Planologic Bahas Palestina dari Perspektif Tata Ruang dan Kemanusiaan
JAKARTA – Konflik di Palestina bukan hanya soal penjajahan dan kekerasan bersenjata, tetapi juga persoalan ketidakadilan tata ruang yang merampas hak hidup warga sipil. Gagasan ini menjadi pokok bahasan utama dalam webinar bertajuk “Palestina dalam Pusaran Perencanaan: Tata Ruang, Konflik, dan Kemanusiaan” yang digelar secara daring pada Ahad, 25 Mei 2025.
Webinar ini diselenggarakan oleh Dompet Dhuafa, Ikatan Mahasiswa Perencana Indonesia (IMPI), dan Planologic.id. Dihadiri oleh kalangan mahasiswa Perencanaan Wilayah dan Kota (PWK), aktivis sosial, dan masyarakat umum, acara ini menjadi ruang refleksi tentang bagaimana konflik di Palestina berdampak tidak hanya pada hilangnya nyawa, tetapi juga pada kerusakan struktur sosial dan spasial kota.
“Kota bukan hanya tentang tata ruang, tapi juga tentang keadilan dan hak hidup,”
demikian kutipan pembuka yang menjadi semangat diskusi.
Dua Perspektif, Satu Tujuan: Keadilan
Webinar menghadirkan dua narasumber dari latar belakang berbeda yang saling melengkapi.
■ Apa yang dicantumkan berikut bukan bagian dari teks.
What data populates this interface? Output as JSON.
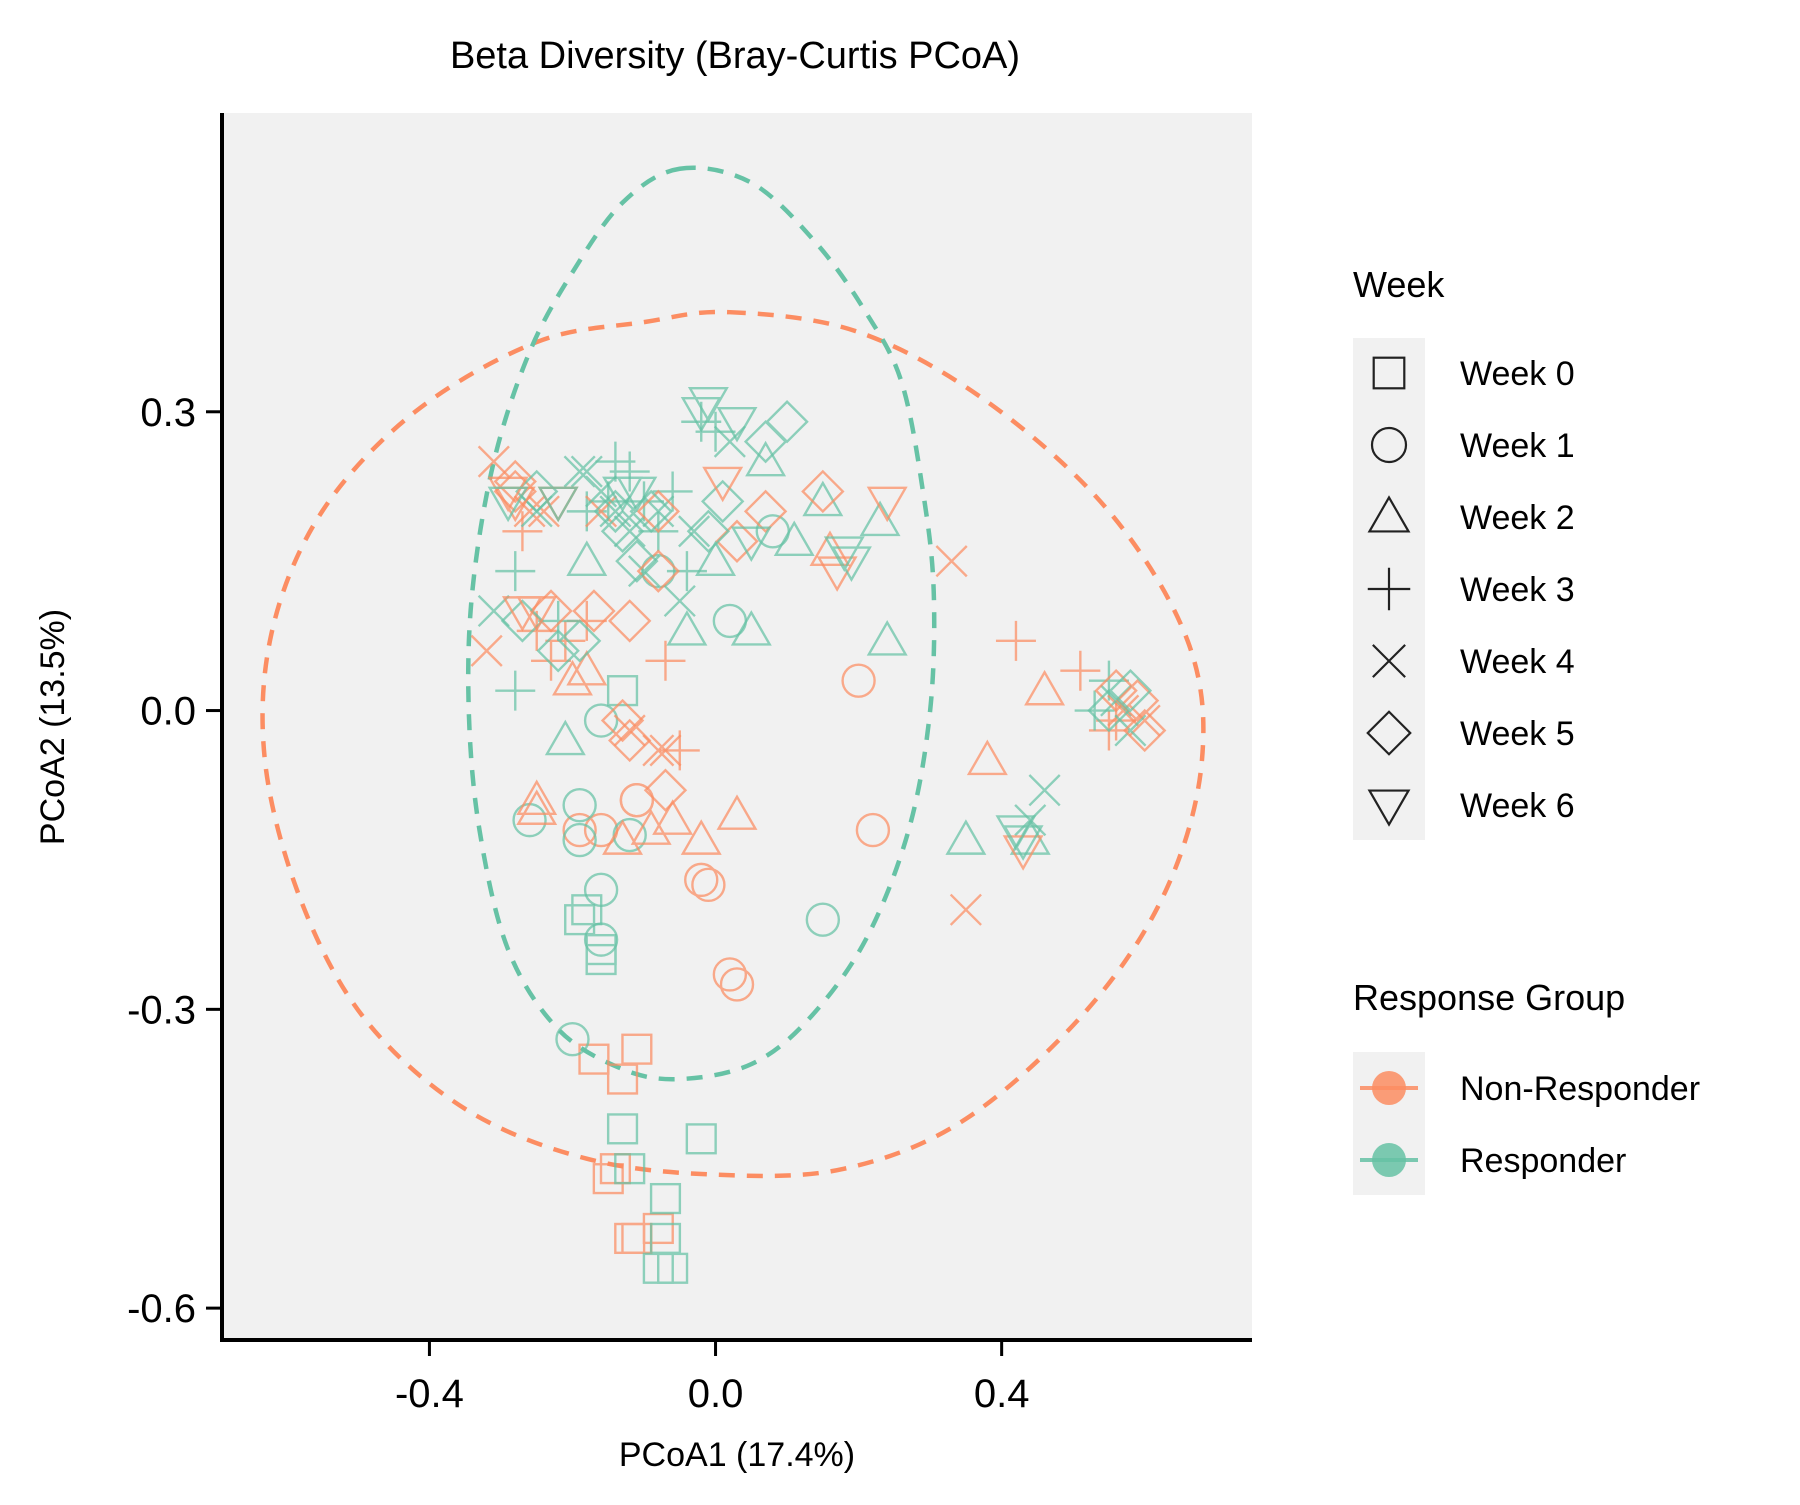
{
  "chart_data": {
    "type": "scatter",
    "title": "Beta Diversity (Bray-Curtis PCoA)",
    "xlabel": "PCoA1 (17.4%)",
    "ylabel": "PCoA2 (13.5%)",
    "xlim": [
      -0.69,
      0.75
    ],
    "ylim": [
      -0.63,
      0.6
    ],
    "x_ticks": [
      -0.4,
      0.0,
      0.4
    ],
    "x_tick_labels": [
      "-0.4",
      "0.0",
      "0.4"
    ],
    "y_ticks": [
      0.3,
      0.0,
      -0.3,
      -0.6
    ],
    "y_tick_labels": [
      "0.3",
      "0.0",
      "-0.3",
      "-0.6"
    ],
    "grid": false,
    "background": "#f1f1f1",
    "colors": {
      "Non-Responder": "#fc8d62",
      "Responder": "#66c2a5"
    },
    "legend_placement": "right",
    "shape_legend": {
      "title": "Week",
      "items": [
        {
          "label": "Week 0",
          "shape": "square"
        },
        {
          "label": "Week 1",
          "shape": "circle"
        },
        {
          "label": "Week 2",
          "shape": "triangle"
        },
        {
          "label": "Week 3",
          "shape": "plus"
        },
        {
          "label": "Week 4",
          "shape": "cross"
        },
        {
          "label": "Week 5",
          "shape": "diamond"
        },
        {
          "label": "Week 6",
          "shape": "triangle-down"
        }
      ]
    },
    "color_legend": {
      "title": "Response Group",
      "items": [
        {
          "label": "Non-Responder",
          "color": "#fc8d62"
        },
        {
          "label": "Responder",
          "color": "#66c2a5"
        }
      ]
    },
    "ellipses": [
      {
        "group": "Non-Responder",
        "color": "#fc8d62",
        "linestyle": "dashed",
        "path": [
          [
            0.02,
            0.4
          ],
          [
            0.2,
            0.38
          ],
          [
            0.38,
            0.31
          ],
          [
            0.55,
            0.2
          ],
          [
            0.66,
            0.07
          ],
          [
            0.68,
            -0.05
          ],
          [
            0.63,
            -0.18
          ],
          [
            0.52,
            -0.3
          ],
          [
            0.35,
            -0.41
          ],
          [
            0.18,
            -0.46
          ],
          [
            0.0,
            -0.466
          ],
          [
            -0.18,
            -0.45
          ],
          [
            -0.35,
            -0.4
          ],
          [
            -0.49,
            -0.31
          ],
          [
            -0.58,
            -0.19
          ],
          [
            -0.63,
            -0.05
          ],
          [
            -0.62,
            0.08
          ],
          [
            -0.55,
            0.2
          ],
          [
            -0.42,
            0.3
          ],
          [
            -0.25,
            0.37
          ],
          [
            -0.1,
            0.39
          ],
          [
            0.02,
            0.4
          ]
        ]
      },
      {
        "group": "Responder",
        "color": "#66c2a5",
        "linestyle": "dashed",
        "path": [
          [
            -0.05,
            0.544
          ],
          [
            0.05,
            0.53
          ],
          [
            0.14,
            0.47
          ],
          [
            0.21,
            0.4
          ],
          [
            0.26,
            0.33
          ],
          [
            0.29,
            0.22
          ],
          [
            0.305,
            0.12
          ],
          [
            0.3,
            0.0
          ],
          [
            0.27,
            -0.12
          ],
          [
            0.21,
            -0.23
          ],
          [
            0.13,
            -0.31
          ],
          [
            0.05,
            -0.355
          ],
          [
            -0.05,
            -0.37
          ],
          [
            -0.13,
            -0.36
          ],
          [
            -0.22,
            -0.32
          ],
          [
            -0.29,
            -0.24
          ],
          [
            -0.33,
            -0.12
          ],
          [
            -0.345,
            0.0
          ],
          [
            -0.34,
            0.12
          ],
          [
            -0.31,
            0.25
          ],
          [
            -0.26,
            0.36
          ],
          [
            -0.2,
            0.44
          ],
          [
            -0.13,
            0.51
          ],
          [
            -0.05,
            0.544
          ]
        ]
      }
    ],
    "series": [
      {
        "group": "Non-Responder",
        "week": "Week 0",
        "shape": "square",
        "x": [
          -0.17,
          -0.11,
          -0.13,
          -0.14,
          -0.15,
          -0.11,
          -0.12,
          -0.08
        ],
        "y": [
          -0.35,
          -0.34,
          -0.37,
          -0.46,
          -0.47,
          -0.53,
          -0.53,
          -0.52
        ]
      },
      {
        "group": "Responder",
        "week": "Week 0",
        "shape": "square",
        "x": [
          -0.19,
          -0.18,
          -0.16,
          -0.16,
          -0.13,
          -0.13,
          -0.12,
          -0.02,
          -0.07,
          -0.07,
          -0.08,
          -0.06
        ],
        "y": [
          -0.21,
          -0.2,
          -0.24,
          -0.25,
          0.02,
          -0.42,
          -0.46,
          -0.43,
          -0.49,
          -0.53,
          -0.56,
          -0.56
        ]
      },
      {
        "group": "Non-Responder",
        "week": "Week 1",
        "shape": "circle",
        "x": [
          -0.19,
          -0.16,
          -0.11,
          -0.11,
          -0.02,
          -0.01,
          0.02,
          0.03,
          0.2,
          0.22
        ],
        "y": [
          -0.12,
          -0.12,
          -0.09,
          -0.09,
          -0.17,
          -0.175,
          -0.265,
          -0.275,
          0.03,
          -0.12
        ]
      },
      {
        "group": "Responder",
        "week": "Week 1",
        "shape": "circle",
        "x": [
          -0.26,
          -0.19,
          -0.19,
          -0.12,
          -0.16,
          -0.16,
          -0.16,
          -0.2,
          -0.08,
          0.02,
          0.08,
          0.15
        ],
        "y": [
          -0.11,
          -0.095,
          -0.13,
          -0.125,
          -0.18,
          -0.23,
          -0.01,
          -0.33,
          0.14,
          0.09,
          0.18,
          -0.21
        ]
      },
      {
        "group": "Non-Responder",
        "week": "Week 2",
        "shape": "triangle",
        "x": [
          -0.25,
          -0.25,
          -0.2,
          -0.18,
          -0.13,
          -0.09,
          -0.06,
          -0.02,
          0.03,
          0.16,
          0.38,
          0.46
        ],
        "y": [
          -0.09,
          -0.1,
          0.03,
          0.04,
          -0.13,
          -0.12,
          -0.11,
          -0.13,
          -0.105,
          0.16,
          -0.05,
          0.02
        ]
      },
      {
        "group": "Responder",
        "week": "Week 2",
        "shape": "triangle",
        "x": [
          -0.21,
          -0.18,
          -0.04,
          0.0,
          0.05,
          0.07,
          0.11,
          0.15,
          0.23,
          0.24,
          0.35,
          0.44
        ],
        "y": [
          -0.03,
          0.15,
          0.08,
          0.15,
          0.08,
          0.25,
          0.17,
          0.21,
          0.19,
          0.07,
          -0.13,
          -0.13
        ]
      },
      {
        "group": "Non-Responder",
        "week": "Week 3",
        "shape": "plus",
        "x": [
          -0.27,
          -0.23,
          -0.21,
          -0.25,
          -0.18,
          -0.07,
          -0.05,
          0.42,
          0.51,
          0.55,
          0.56
        ],
        "y": [
          0.18,
          0.05,
          0.07,
          0.08,
          0.09,
          0.05,
          -0.04,
          0.07,
          0.04,
          -0.02,
          -0.01
        ]
      },
      {
        "group": "Responder",
        "week": "Week 3",
        "shape": "plus",
        "x": [
          -0.28,
          -0.28,
          -0.22,
          -0.18,
          -0.15,
          -0.14,
          -0.12,
          -0.1,
          -0.08,
          -0.06,
          -0.04,
          -0.02,
          0.0,
          0.53,
          0.55
        ],
        "y": [
          0.14,
          0.02,
          0.09,
          0.2,
          0.21,
          0.25,
          0.24,
          0.21,
          0.18,
          0.22,
          0.14,
          0.29,
          0.28,
          0.0,
          0.03
        ]
      },
      {
        "group": "Non-Responder",
        "week": "Week 4",
        "shape": "cross",
        "x": [
          -0.31,
          -0.32,
          -0.24,
          -0.26,
          -0.16,
          -0.12,
          -0.08,
          -0.07,
          0.33,
          0.35,
          0.57,
          0.6
        ],
        "y": [
          0.25,
          0.06,
          0.2,
          0.2,
          0.2,
          -0.02,
          -0.04,
          -0.04,
          0.15,
          -0.2,
          0.0,
          -0.01
        ]
      },
      {
        "group": "Responder",
        "week": "Week 4",
        "shape": "cross",
        "x": [
          -0.31,
          -0.25,
          -0.19,
          -0.18,
          -0.16,
          -0.14,
          -0.12,
          -0.1,
          -0.08,
          -0.05,
          -0.03,
          0.02,
          0.44,
          0.46,
          0.56,
          0.58
        ],
        "y": [
          0.1,
          0.2,
          0.24,
          0.24,
          0.22,
          0.2,
          0.18,
          0.14,
          0.2,
          0.11,
          0.18,
          0.27,
          -0.11,
          -0.08,
          0.01,
          -0.02
        ]
      },
      {
        "group": "Non-Responder",
        "week": "Week 5",
        "shape": "diamond",
        "x": [
          -0.28,
          -0.28,
          -0.23,
          -0.17,
          -0.12,
          -0.08,
          -0.08,
          -0.07,
          -0.13,
          -0.12,
          0.03,
          0.07,
          0.15,
          0.56,
          0.59,
          0.6
        ],
        "y": [
          0.23,
          0.22,
          0.1,
          0.1,
          0.09,
          0.2,
          0.14,
          -0.08,
          -0.01,
          -0.03,
          0.17,
          0.2,
          0.22,
          0.02,
          0.01,
          -0.02
        ]
      },
      {
        "group": "Responder",
        "week": "Week 5",
        "shape": "diamond",
        "x": [
          -0.25,
          -0.27,
          -0.22,
          -0.19,
          -0.14,
          -0.13,
          -0.11,
          -0.09,
          -0.01,
          0.01,
          0.07,
          0.1,
          0.55,
          0.58
        ],
        "y": [
          0.22,
          0.09,
          0.06,
          0.07,
          0.2,
          0.18,
          0.15,
          0.2,
          0.18,
          0.21,
          0.27,
          0.29,
          0.0,
          0.02
        ]
      },
      {
        "group": "Non-Responder",
        "week": "Week 6",
        "shape": "triangle-down",
        "x": [
          -0.29,
          -0.28,
          -0.27,
          -0.25,
          -0.22,
          0.01,
          0.17,
          0.24,
          0.43
        ],
        "y": [
          0.22,
          0.21,
          0.1,
          0.1,
          0.21,
          0.23,
          0.14,
          0.21,
          -0.14
        ]
      },
      {
        "group": "Responder",
        "week": "Week 6",
        "shape": "triangle-down",
        "x": [
          -0.29,
          -0.22,
          -0.13,
          -0.11,
          -0.02,
          -0.01,
          0.03,
          0.05,
          0.18,
          0.19,
          0.42,
          0.43
        ],
        "y": [
          0.21,
          0.21,
          0.22,
          0.22,
          0.3,
          0.31,
          0.29,
          0.17,
          0.16,
          0.15,
          -0.12,
          -0.13
        ]
      }
    ]
  }
}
Sesi pertama diisi oleh Ustaz Herman Budianto, M.Si, seorang dai sekaligus Tim Kemanusiaan Dompet Dhuafa di Palestina. Dalam materi berjudul “Melihat Palestina dari Kacamata Kemanusiaan”, Ustaz Herman memaparkan sejarah panjang penjajahan Palestina sejak 1948, termasuk pengusiran lebih dari 800.000 warga Palestina dari tanah kelahiran mereka. Ia juga menyinggung berbagai tragedi kemanusiaan, seperti Deir Yassin (1948), Sabra & Shatila (1982), hingga agresi 2023–2024 yang menewaskan puluhan ribu warga sipil.
“Yang terjadi di Palestina saat ini bukan sekadar konflik, tetapi bentuk genosida terbuka. Maka, edukasi publik dan gerakan kemanusiaan harus terus digelorakan,” tegasnya. Ia juga menekankan pentingnya filantropi Islam dalam membantu korban melalui distribusi bantuan pangan, layanan kesehatan darurat, dan pendidikan.
Sesi kedua disampaikan oleh Arif Musyaffat, analis dari Planologic, dengan presentasi berjudul “Perencanaan Kota dalam Bayang-Bayang Konflik: Studi Kasus Palestina”. Arif menjelaskan bagaimana rezim pendudukan Israel memanfaatkan tata ruang sebagai instrumen kolonisasi, melalui pengurangan ruang publik secara sistematis hingga 78 persen dan pembangunan infrastruktur eksklusif seperti jalan pemukim dan tembok pemisah.
“Ruang dipolitisasi. Checkpoint, jalan pemukim, dan pemisahan kawasan bukan sekadar isu teknis, tapi bentuk ketidakadilan spasial yang mengekang hak hidup warga Palestina,” ujarnya. Ia menutup dengan refleksi bahwa perencana kota masa kini perlu memiliki kesadaran kritis tentang peran ruang dalam perjuangan kemanusiaan.
Ruang, Nurani, dan Harapan
Webinar ini membuktikan bahwa komunitas mahasiswa, lembaga kemanusiaan, dan komunitas keilmuan bisa bersatu membangun gerakan solidaritas yang tidak berhenti pada wacana, melainkan berujung pada aksi nyata. Dompet Dhuafa berharap agenda seperti ini terus digelar sebagai bagian dari edukasi, penguatan empati publik, dan langkah strategis memperjuangkan hak-hak korban konflik.